Charles-Edouard Jeanneret, better known as Le Corbusier (1887-1965) came from La Chaux-de-Fonds (Switzerland).
He was at the same time an architect, a painter, a town-planner, a writer, and a humanist. Le Corbusier was a great theorist and he appeared as the leading light in the modern movement. He gave a visual definition of the modern movement with “five points of architecture”, which are a set of architectural principles: the free designing of the ground plan, the free design of the façade, the column principle, the horizontal window, and roof gardens. He pleaded for rationalizing building techniques and for using new materials, particularly concrete as he liked its neat aspect. In June 1955, the Chapel of Notre-Dame du Haut was inaugurated. Its construction had been carried out by André Maisonnier, an architect, and a faithful collaborator of Le Corbusier’s.
A skilled metalworker, an architect and an engineer, Jean Prouvé (1901-1984), was very keen on the questions about work and multi-unit buildings. He took part in the greater use of metal and more specifically of steel, which he used to give an impression of weightlessness, particularly on façades. Jean Prouvé’s work was influenced by his contemporary comrade: Le Corbusier.
Renzo Piano was born in Genoa in 1937. Born into a family of builders, he has always given great importance to materials and building techniques. To him, the work of an architect is a long maturing process, from the design to the end of a project. Renzo Piano takes great account of the context of his buildings. Thanks to architecture, such immaterial elements as transparency, weightlessness and light are materialized.

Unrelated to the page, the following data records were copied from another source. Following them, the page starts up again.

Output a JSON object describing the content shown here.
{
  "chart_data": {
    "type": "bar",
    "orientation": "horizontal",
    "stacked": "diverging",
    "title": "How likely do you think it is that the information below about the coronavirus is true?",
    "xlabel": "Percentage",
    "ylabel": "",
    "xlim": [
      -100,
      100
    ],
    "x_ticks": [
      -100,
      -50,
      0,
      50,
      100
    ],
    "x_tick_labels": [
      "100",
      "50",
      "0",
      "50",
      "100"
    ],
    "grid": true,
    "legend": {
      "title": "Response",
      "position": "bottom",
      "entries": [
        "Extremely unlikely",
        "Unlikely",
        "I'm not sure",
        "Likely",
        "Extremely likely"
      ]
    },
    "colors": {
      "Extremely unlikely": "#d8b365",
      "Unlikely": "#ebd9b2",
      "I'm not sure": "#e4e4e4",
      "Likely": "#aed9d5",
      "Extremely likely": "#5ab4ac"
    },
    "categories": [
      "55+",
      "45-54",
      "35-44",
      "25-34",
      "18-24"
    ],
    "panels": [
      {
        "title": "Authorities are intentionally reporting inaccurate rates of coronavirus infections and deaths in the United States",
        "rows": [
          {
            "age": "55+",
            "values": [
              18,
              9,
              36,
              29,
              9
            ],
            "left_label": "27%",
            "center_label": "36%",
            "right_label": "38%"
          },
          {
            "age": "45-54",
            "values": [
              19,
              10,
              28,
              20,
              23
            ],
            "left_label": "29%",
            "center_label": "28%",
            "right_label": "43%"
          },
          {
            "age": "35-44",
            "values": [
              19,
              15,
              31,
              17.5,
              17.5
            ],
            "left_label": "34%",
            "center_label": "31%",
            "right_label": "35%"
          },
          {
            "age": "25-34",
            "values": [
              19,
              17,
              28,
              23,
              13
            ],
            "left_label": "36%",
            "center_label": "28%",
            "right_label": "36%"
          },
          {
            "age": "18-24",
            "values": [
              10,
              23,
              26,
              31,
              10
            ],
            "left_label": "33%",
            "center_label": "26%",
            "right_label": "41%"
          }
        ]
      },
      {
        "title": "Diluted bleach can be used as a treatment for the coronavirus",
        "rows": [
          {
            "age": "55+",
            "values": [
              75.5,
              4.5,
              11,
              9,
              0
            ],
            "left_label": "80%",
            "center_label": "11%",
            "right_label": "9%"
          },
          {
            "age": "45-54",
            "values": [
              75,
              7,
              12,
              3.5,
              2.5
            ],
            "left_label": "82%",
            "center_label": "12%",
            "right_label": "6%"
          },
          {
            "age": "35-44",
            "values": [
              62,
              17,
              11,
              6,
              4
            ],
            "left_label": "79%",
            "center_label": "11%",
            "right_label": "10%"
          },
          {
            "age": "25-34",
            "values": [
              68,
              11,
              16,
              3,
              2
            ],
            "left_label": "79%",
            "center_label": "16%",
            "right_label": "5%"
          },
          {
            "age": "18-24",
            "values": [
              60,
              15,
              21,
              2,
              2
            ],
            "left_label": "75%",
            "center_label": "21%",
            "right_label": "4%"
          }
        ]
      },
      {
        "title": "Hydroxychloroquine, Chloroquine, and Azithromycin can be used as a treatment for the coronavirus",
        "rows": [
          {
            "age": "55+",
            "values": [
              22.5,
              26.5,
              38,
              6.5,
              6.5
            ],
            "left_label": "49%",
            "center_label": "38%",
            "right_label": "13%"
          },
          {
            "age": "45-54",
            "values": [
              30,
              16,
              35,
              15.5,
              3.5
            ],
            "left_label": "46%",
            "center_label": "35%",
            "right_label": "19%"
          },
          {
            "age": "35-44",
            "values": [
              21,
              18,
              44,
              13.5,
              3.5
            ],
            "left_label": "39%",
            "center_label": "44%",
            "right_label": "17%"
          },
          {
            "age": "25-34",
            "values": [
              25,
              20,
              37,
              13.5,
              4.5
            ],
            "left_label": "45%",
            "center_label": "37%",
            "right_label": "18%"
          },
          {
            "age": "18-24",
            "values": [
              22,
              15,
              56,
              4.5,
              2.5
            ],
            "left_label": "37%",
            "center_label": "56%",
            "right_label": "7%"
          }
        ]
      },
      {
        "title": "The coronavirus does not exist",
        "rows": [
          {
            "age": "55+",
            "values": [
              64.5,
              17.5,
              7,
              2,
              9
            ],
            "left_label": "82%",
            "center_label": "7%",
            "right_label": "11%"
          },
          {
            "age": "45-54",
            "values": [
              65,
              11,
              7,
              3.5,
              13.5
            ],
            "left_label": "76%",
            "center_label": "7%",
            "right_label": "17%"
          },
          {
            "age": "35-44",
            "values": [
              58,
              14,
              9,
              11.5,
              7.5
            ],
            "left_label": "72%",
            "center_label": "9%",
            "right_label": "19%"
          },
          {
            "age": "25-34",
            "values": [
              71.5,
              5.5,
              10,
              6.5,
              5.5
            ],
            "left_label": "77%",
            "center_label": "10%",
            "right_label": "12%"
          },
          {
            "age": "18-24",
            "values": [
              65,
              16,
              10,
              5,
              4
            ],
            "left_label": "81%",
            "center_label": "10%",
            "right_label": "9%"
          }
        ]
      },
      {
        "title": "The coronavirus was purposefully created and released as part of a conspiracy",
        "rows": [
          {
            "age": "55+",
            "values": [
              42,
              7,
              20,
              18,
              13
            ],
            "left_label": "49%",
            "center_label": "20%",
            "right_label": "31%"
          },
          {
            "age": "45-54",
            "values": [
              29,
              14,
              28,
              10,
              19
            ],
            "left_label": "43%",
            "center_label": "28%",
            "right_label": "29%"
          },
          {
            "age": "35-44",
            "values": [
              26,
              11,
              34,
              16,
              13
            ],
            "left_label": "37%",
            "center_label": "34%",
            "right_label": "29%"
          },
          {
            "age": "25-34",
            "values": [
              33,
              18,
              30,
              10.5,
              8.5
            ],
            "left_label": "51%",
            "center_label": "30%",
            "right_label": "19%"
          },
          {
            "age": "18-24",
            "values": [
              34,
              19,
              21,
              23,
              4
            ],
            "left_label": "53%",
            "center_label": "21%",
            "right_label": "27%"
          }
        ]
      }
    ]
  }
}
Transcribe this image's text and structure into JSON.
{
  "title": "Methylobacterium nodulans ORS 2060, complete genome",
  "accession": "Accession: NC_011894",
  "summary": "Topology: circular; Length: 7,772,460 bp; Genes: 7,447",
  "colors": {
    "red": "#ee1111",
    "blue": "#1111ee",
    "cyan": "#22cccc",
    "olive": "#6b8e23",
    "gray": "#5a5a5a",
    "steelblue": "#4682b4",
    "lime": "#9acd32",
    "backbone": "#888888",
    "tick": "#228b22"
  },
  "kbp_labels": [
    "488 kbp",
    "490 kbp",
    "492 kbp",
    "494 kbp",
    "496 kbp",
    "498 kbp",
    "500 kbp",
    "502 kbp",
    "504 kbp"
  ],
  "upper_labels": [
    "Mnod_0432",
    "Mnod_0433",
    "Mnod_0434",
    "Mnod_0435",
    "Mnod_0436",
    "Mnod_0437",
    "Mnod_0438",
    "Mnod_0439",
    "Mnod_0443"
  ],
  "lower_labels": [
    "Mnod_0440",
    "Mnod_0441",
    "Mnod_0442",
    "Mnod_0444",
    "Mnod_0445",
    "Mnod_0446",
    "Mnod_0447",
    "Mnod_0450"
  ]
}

Among Renzo Piano’s main projects, one can mention the “Centre national d’art et de culture Georges Pompidou” in Paris (1971-1977), the Jean-Marie Tjibaou cultural Centre in Nouméa or the Beyeler Foundation in Basel, which were created in the 1990’s.
Michel Corajoud was born in Annecy in 1937. He died in Paris in 2014. Before he became a landscape architect, he studied decorative arts and worked for Bernard Rousseau, a former collaborator of Le Corbusier’s.
In the 1970’s, Michel Corajoud set up a team of urban landscape architects with the “Atelier d’Urbanisme et d’Architecture”. He studied town- planning in Africa and took part in many competitions for the creation of parks.
His work is characterized by the links which associate elements to the surrounding landscape and by showcasing the plants.
In 2003, Michel Corajoud was awarded the Grand Prix de l’Urbanisme, thus proving the importance of landscape in towns.